On Saturday, I was in a Borders Express and picked up a copy of the Borders exclusive book The Great Snape Debate. (Hat Tip to swordofgryffindor.com for the heads up.) Yes, yet another "waiting for book 7" Harry Potter read. Just think how much fun it will be to have these speculative books in years to come, when the whole world knows the entire saga forwards and backwards!
This little book is a bit of publicity stunt, I guess, but such a smart one! My Borders is even hosting an actual debate Saturday after next, where people will come in and discuss Snape. The book is published by BenBella Press, the folks who do the "smart pop" series (I recently read their Flirting With Pride and Prejudice, to which I gave a mixed review over at Epinions). BenBella is known for having authors engage topics with a mixture of academic seriousness and fun.
The Great Snape Debate, as you might guess, contains essays debating Snape's loyalty and where it lies. To make it even more fun, the book is designed as a "flip book" with two covers. One side of the book is titled "The Case for Snape's Innocence" and has a cauldron with what looks like phoenix-shaped flames rising from it. When you flip the book, the other side reads "The Case for Snape's Guilt" and has the same cauldron with a big ol' green cobra-like serpent rearing his head. I have to keep the book flipped to the "Innocence" side, not only because of my own firm beliefs in Snape's ultimate loyalties, but because I'm afraid the cheesy but creepy looking snake might freak out my daughter.
With so many of these kinds of speculative books coming out in the months leading up to the release of Deathly Hallows, I honestly would not have bought this one (or perhaps even looked at it twice) except that one of the three contributing authors is Orson Scott Card. That hooked me immediately. Card is a superb writer, and also (and this is what really interests me) a superb writer about writing. I knew he was a Harry fan, and I was curious to hear his take on what he thinks Rowling has been up to with Snape's character as well as with the series in general. His main essay is found right in the middle of the book (near the flip section) and is entitled "Who is Snape?" He traces his development as a character throughout the series, and speculates a bit as to the way his role may have evolved in Rowling's own creative process. I don't think I agree with all of his ideas, but that makes it more fun.
One of the more interesting observations he makes (and unpacks) is that "1. The character is the servant of the story... (and) 2. The author is also the servant of her most deeply held beliefs -- the things that she believes without even knowing she believes them. "

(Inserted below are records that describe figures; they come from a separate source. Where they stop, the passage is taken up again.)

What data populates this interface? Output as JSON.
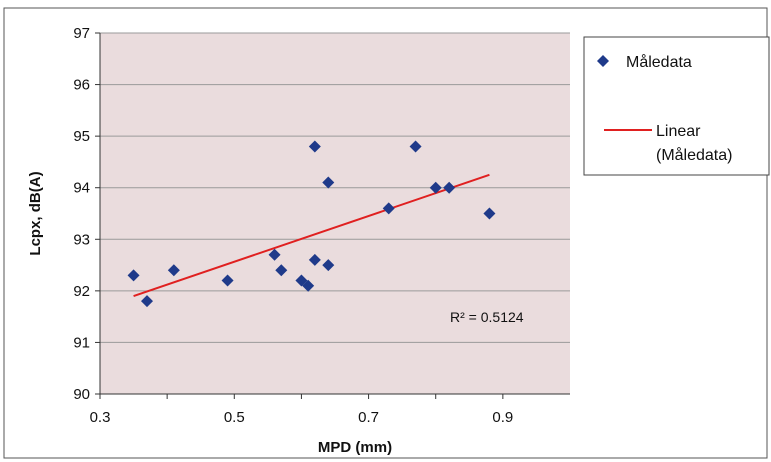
{
  "chart_data": {
    "type": "scatter",
    "xlabel": "MPD (mm)",
    "ylabel": "Lcpx, dB(A)",
    "xlim": [
      0.3,
      1.0
    ],
    "ylim": [
      90,
      97
    ],
    "x_ticks": [
      "0.3",
      "0.5",
      "0.7",
      "0.9"
    ],
    "y_ticks": [
      "90",
      "91",
      "92",
      "93",
      "94",
      "95",
      "96",
      "97"
    ],
    "grid": "horizontal",
    "legend_position": "right",
    "series": [
      {
        "name": "Måledata",
        "color": "#1f3a8a",
        "marker": "diamond",
        "points": [
          {
            "x": 0.35,
            "y": 92.3
          },
          {
            "x": 0.37,
            "y": 91.8
          },
          {
            "x": 0.41,
            "y": 92.4
          },
          {
            "x": 0.49,
            "y": 92.2
          },
          {
            "x": 0.56,
            "y": 92.7
          },
          {
            "x": 0.57,
            "y": 92.4
          },
          {
            "x": 0.6,
            "y": 92.2
          },
          {
            "x": 0.61,
            "y": 92.1
          },
          {
            "x": 0.62,
            "y": 92.6
          },
          {
            "x": 0.62,
            "y": 94.8
          },
          {
            "x": 0.64,
            "y": 94.1
          },
          {
            "x": 0.64,
            "y": 92.5
          },
          {
            "x": 0.73,
            "y": 93.6
          },
          {
            "x": 0.77,
            "y": 94.8
          },
          {
            "x": 0.8,
            "y": 94.0
          },
          {
            "x": 0.82,
            "y": 94.0
          },
          {
            "x": 0.88,
            "y": 93.5
          }
        ]
      }
    ],
    "trendline": {
      "name": "Linear (Måledata)",
      "color": "#e02020",
      "x": [
        0.35,
        0.88
      ],
      "y": [
        91.9,
        94.25
      ]
    },
    "annotation": "R² = 0.5124"
  },
  "colors": {
    "plot_background": "#eadcdd",
    "gridline": "#9a9a9a",
    "marker": "#1f3a8a",
    "trendline": "#e02020"
  }
}
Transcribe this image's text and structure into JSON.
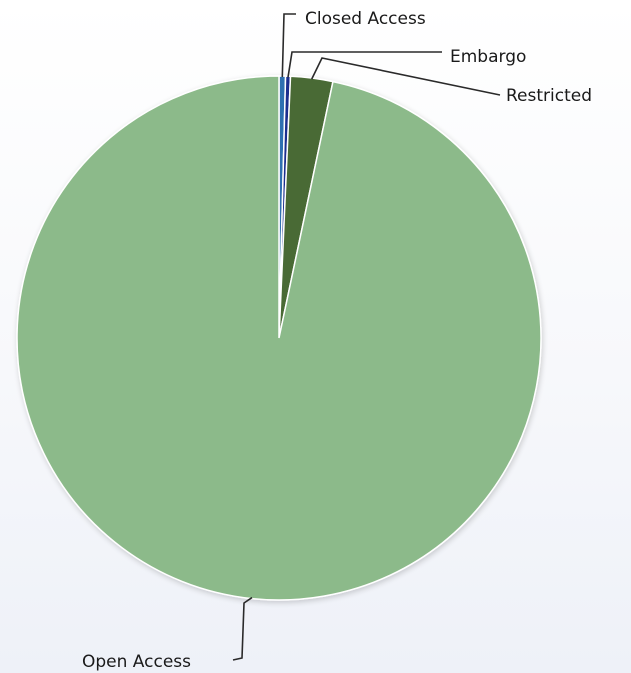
{
  "chart_data": {
    "type": "pie",
    "title": "",
    "slices": [
      {
        "label": "Closed Access",
        "value": 0.4,
        "color": "#2f6fb0"
      },
      {
        "label": "Embargo",
        "value": 0.3,
        "color": "#1b2f8f"
      },
      {
        "label": "Restricted",
        "value": 2.6,
        "color": "#4a6b35"
      },
      {
        "label": "Open Access",
        "value": 96.7,
        "color": "#8cba8a"
      }
    ],
    "legend": "none",
    "labels": "outside with leader lines",
    "slice_border_color": "#ffffff"
  }
}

As fun as it is, The Great Snape Debate is not, as far as I can tell from my selective reading of the essays thus far, anywhere near the caliber of some of the really excellent pre-book 7 work. My favorite two, and I would wager two of the very best, are Janet Batchler's What Will Harry Do? and John Granger's Unlocking Harry Potter. If you can only read (or purchase) two books concerning Harry Potter before we reach the final installment, those are the two. Janet brings a screenwriter's eye to the unfolding drama of the series, helping readers notice "set-ups" and be on the lookout for "pay-offs." Her book is comprehensive, painstaking, sticks with the canon, and is a lot of fun to read! John's book is a tour de force...especially when it comes to looking at HP in light of alchemical literature and postmodernism. I'm still working my way slowly through it and enjoying every bit.
Meanwhile, I'm continuing my re-read of Harry, and have just finished Prisoner of Azkaban. I think it's still my favorite book of the first six. What's your's?